Ryan grew up in Sarnia, Ontario, a place that was not especially wealthy or urban and had a lively amateur dramatics theater scene. Her dad ran an industrial company, her mother was in IT, and they expected a lot of her because she was sparky, a driven person. She longed to get out from the age of about seven. “It was the sort of community where people are very pleased to live next door to their parents and live there for a long time and have each other’s children. When I go back now, all these kids look really familiar to me, because I grew up with both their parents.” But she later reunited with her own high school sweetheart? She returned to Sarnia, met again an old flame, who she went out with as a teenager, and now – six years later – they have three children together, plus Violet, now 16, who Ryan had cared for until then as a lone parent. “Right,” says Ryan. “Sometimes I think there’s a different path where I haven’t done that, and it’s still just Violet and me, stylish, cosmopolitan, mobile. But we are always connected to where we originated, it appears.”

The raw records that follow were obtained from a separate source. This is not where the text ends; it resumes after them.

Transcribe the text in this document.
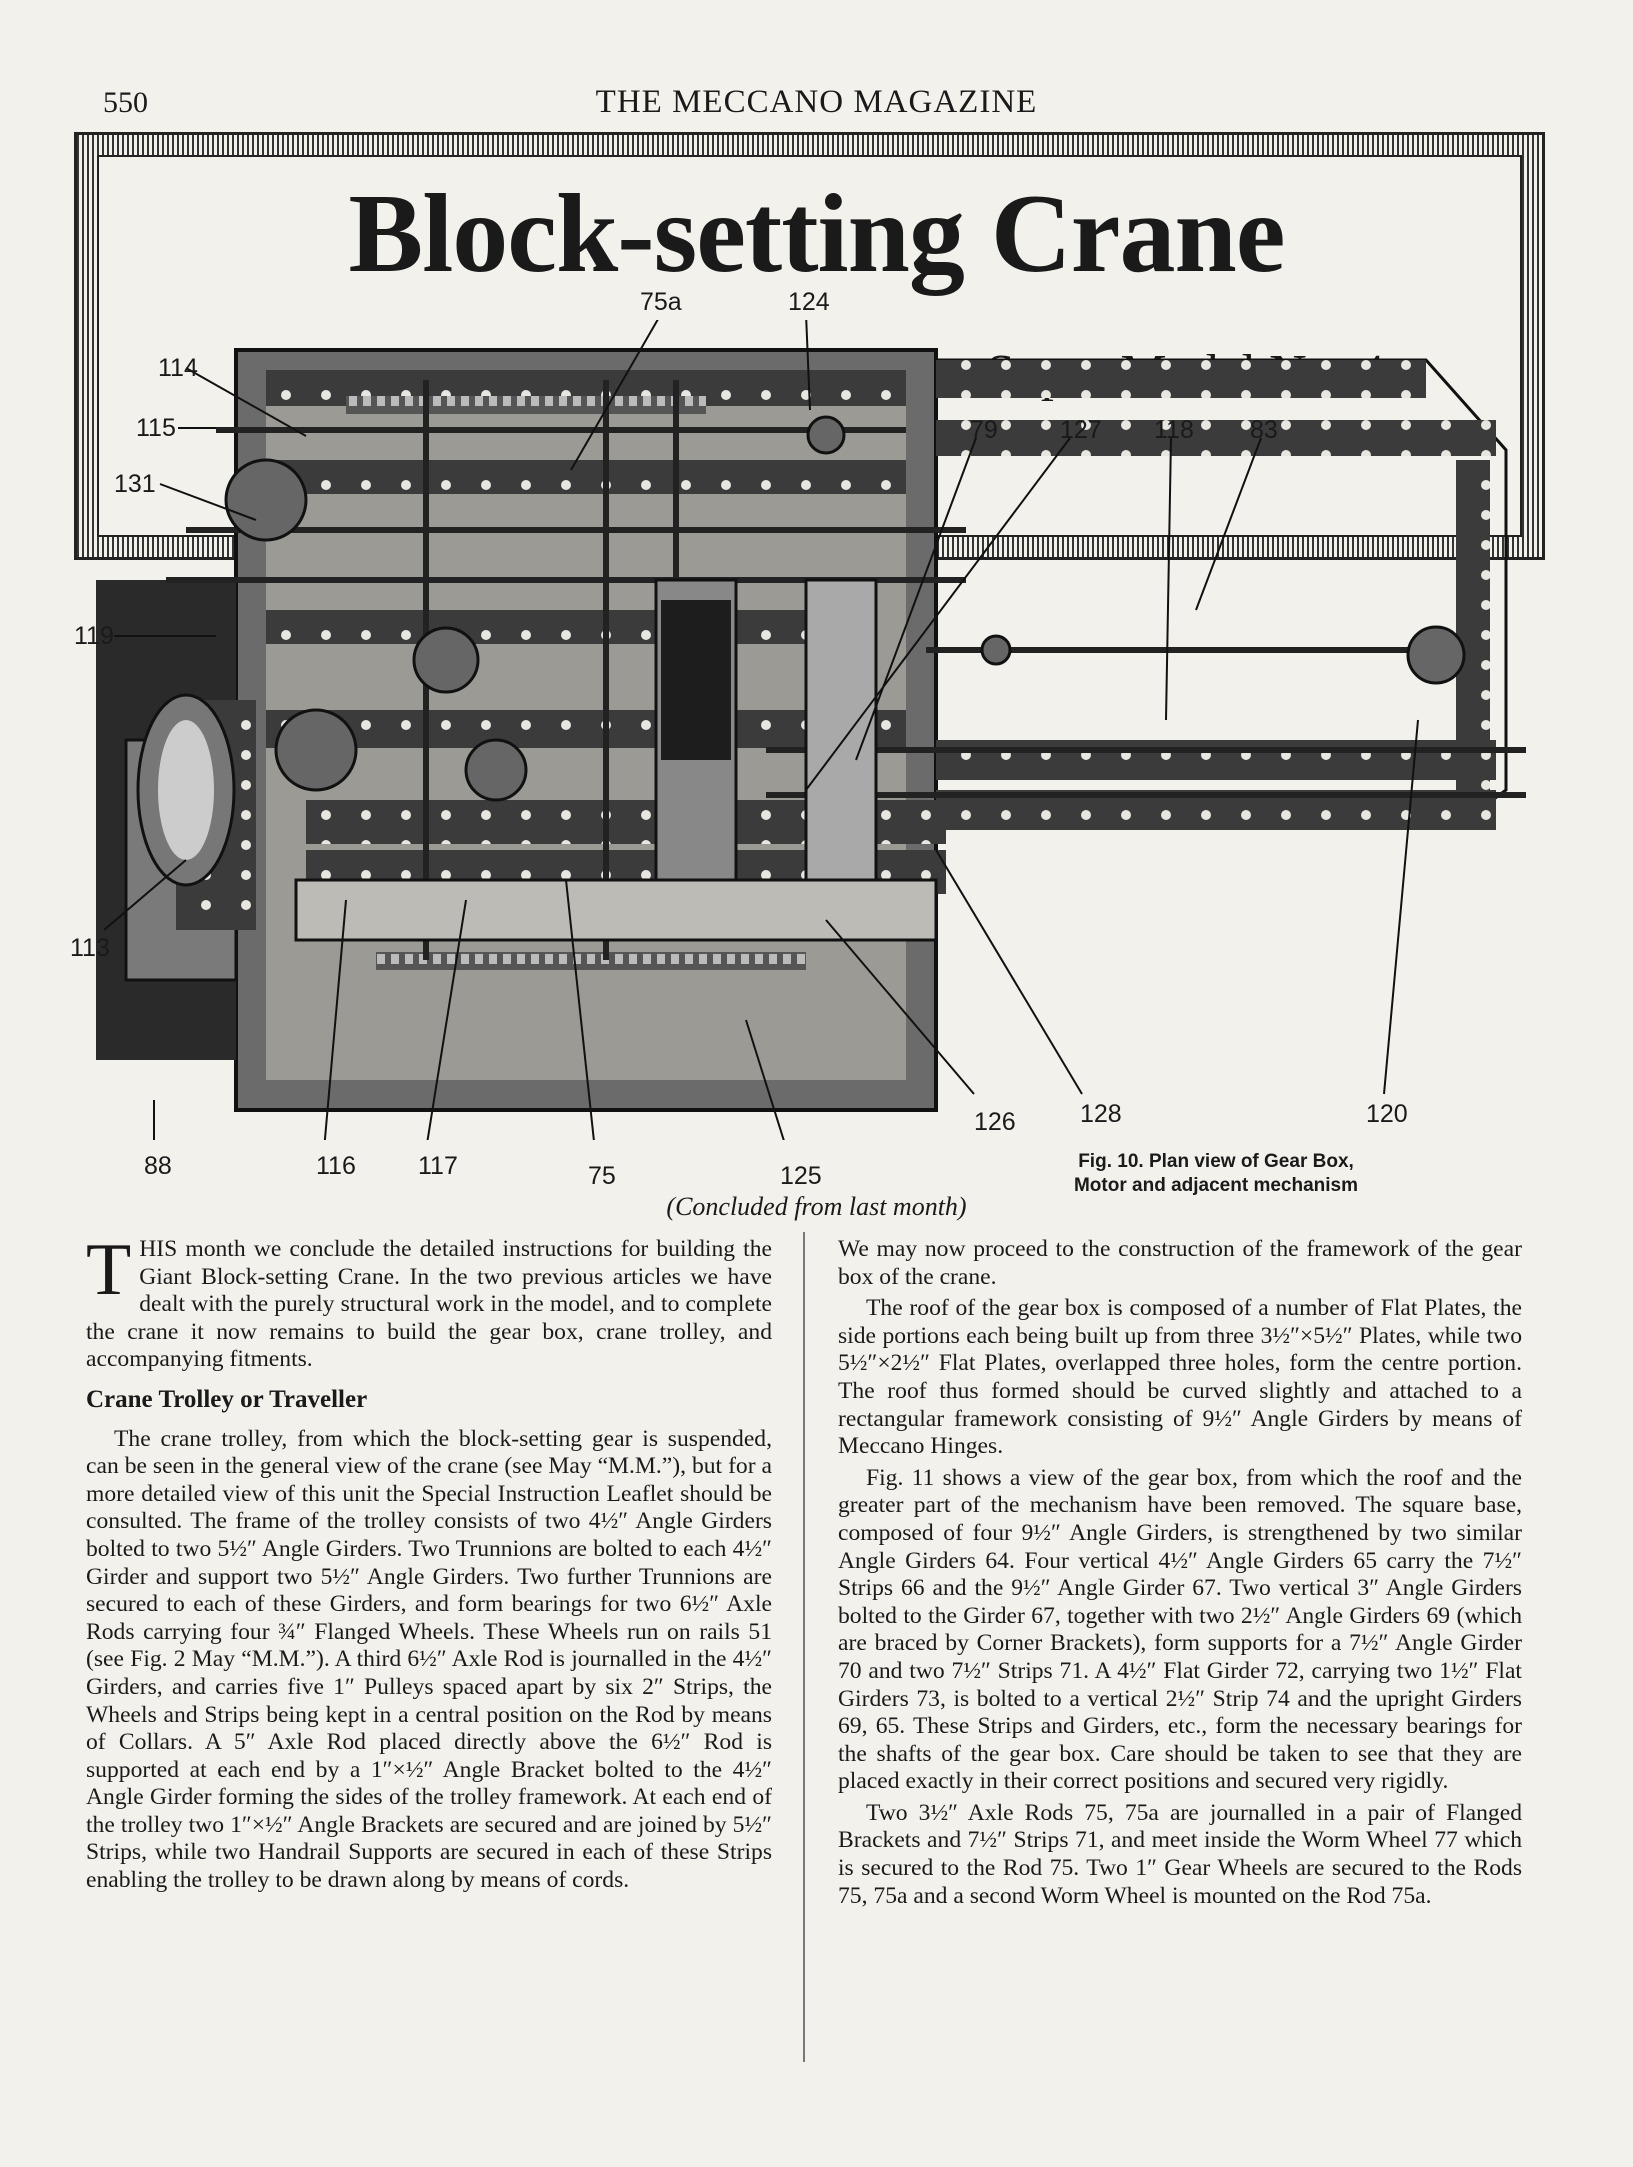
550	THE MECCANO MAGAZINE
Block-setting Crane
75a	124
114
115
131
79 127 118 83
119
113
126	128	120
88	116 117	75	125
Fig. 10. Plan view of Gear Box,
Motor and adjacent mechanism
(Concluded from last month)

THIS month we conclude the detailed instructions for building the Giant Block-setting Crane. In the two previous articles we have dealt with the purely structural work in the model, and to complete the crane it now remains to build the gear box, crane trolley, and accompanying fitments.

Crane Trolley or Traveller

The crane trolley, from which the block-setting gear is suspended, can be seen in the general view of the crane (see May “M.M.”), but for a more detailed view of this unit the Special Instruction Leaflet should be consulted. The frame of the trolley consists of two 4½″ Angle Girders bolted to two 5½″ Angle Girders. Two Trunnions are bolted to each 4½″ Girder and support two 5½″ Angle Girders. Two further Trunnions are secured to each of these Girders, and form bearings for two 6½″ Axle Rods carrying four ¾″ Flanged Wheels. These Wheels run on rails 51 (see Fig. 2 May “M.M.”). A third 6½″ Axle Rod is journalled in the 4½″ Girders, and carries five 1″ Pulleys spaced apart by six 2″ Strips, the Wheels and Strips being kept in a central position on the Rod by means of Collars. A 5″ Axle Rod placed directly above the 6½″ Rod is supported at each end by a 1″×½″ Angle Bracket bolted to the 4½″ Angle Girder forming the sides of the trolley framework. At each end of the trolley two 1″×½″ Angle Brackets are secured and are joined by 5½″ Strips, while two Handrail Supports are secured in each of these Strips enabling the trolley to be drawn along by means of cords.

We may now proceed to the construction of the framework of the gear box of the crane.

The roof of the gear box is composed of a number of Flat Plates, the side portions each being built up from three 3½″×5½″ Plates, while two 5½″×2½″ Flat Plates, overlapped three holes, form the centre portion. The roof thus formed should be curved slightly and attached to a rectangular framework consisting of 9½″ Angle Girders by means of Meccano Hinges.

Fig. 11 shows a view of the gear box, from which the roof and the greater part of the mechanism have been removed. The square base, composed of four 9½″ Angle Girders, is strengthened by two similar Angle Girders 64. Four vertical 4½″ Angle Girders 65 carry the 7½″ Strips 66 and the 9½″ Angle Girder 67. Two vertical 3″ Angle Girders bolted to the Girder 67, together with two 2½″ Angle Girders 69 (which are braced by Corner Brackets), form supports for a 7½″ Angle Girder 70 and two 7½″ Strips 71. A 4½″ Flat Girder 72, carrying two 1½″ Flat Girders 73, is bolted to a vertical 2½″ Strip 74 and the upright Girders 69, 65. These Strips and Girders, etc., form the necessary bearings for the shafts of the gear box. Care should be taken to see that they are placed exactly in their correct positions and secured very rigidly.

Two 3½″ Axle Rods 75, 75a are journalled in a pair of Flanged Brackets and 7½″ Strips 71, and meet inside the Worm Wheel 77 which is secured to the Rod 75. Two 1″ Gear Wheels are secured to the Rods 75, 75a and a second Worm Wheel is mounted on the Rod 75a.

‘We can’t fully escape where we started’

She managed to leave for a bit, aged 18, and moved to Toronto, which she enjoyed. These were the time at the restaurant, which has been an additional point of debate, not just that she worked – and enjoyed working – in a topless bar (except this is a misconception: “You would be fired for being undressed; you’re not allowed to be unclothed”), but also for a bit in one of her sets where she discussed giving a manager a sexual favor in return for being allowed to go home early. It breached so many taboos – what even was that? Manipulation? Sex work? Inappropriate conduct? Betrayal (towards whoever it was who had to stay late so she could leave early)? Whatever it was, you certainly were not expected to joke about it.

Ryan was shocked that her fellatio sequence provoked controversy – she liked the guy! She also wanted to go home early. But it revealed something broader: a calculated inflexibility around sex, a sense that the cost of the #MeToo movement was demonstrative chastity. “I’ve always found this fascinating, in debates about sex, consent and exploitation, the people who fail to grasp the subtlety of it. Therefore if this is abuse, why isn’t that abuse?” She references the equating of certain comments to lyrics in popular music. “They said: ‘Well, how’s that distinct?’ I thought: ‘How is it alike?’”

She would not have relocated to London in 2008 had it not been for her romantic interest. “Everyone said: ‘Don’t go to London, they have pests there.’ And I disliked it, because I was immediately broke.”

‘I was aware I had material’

She got a job in sales, was found to have a chronic illness, which can sometimes make it challenging to get pregnant, and at 23, chose to try to have a baby. “When you’re first told you have something – I was quite sick at the time – you go to the worst-case scenario. My logic with my boyfriend was, we’ve had so many issues, if we are still together by now, we never will. Now I see how extended life is, and how many things can change. But at 23, I didn't realize.” She was able to get pregnant and had Violet.

The following period sounds as nerve-wracking as a tense comedy film. While on parental leave, she would care for Violet in the day and try to enter performance in the evening, bringing her daughter with her. She felt from her sales job that she had no problem winning people over, and she had belief in her quickfire wit from her time at Hooters; more than that, she says simply, “I was confident I had material.” The whole circuit was riddled with discrimination – she won a prestigious comedy award in 2008, just over a year after she’d started performing, a prize that was conceived in the context of a turgid debate about whether women could be funny

Timothy Hood
Timothy Hood

A seasoned card game strategist and content creator, passionate about sharing winning tactics and fostering community engagement.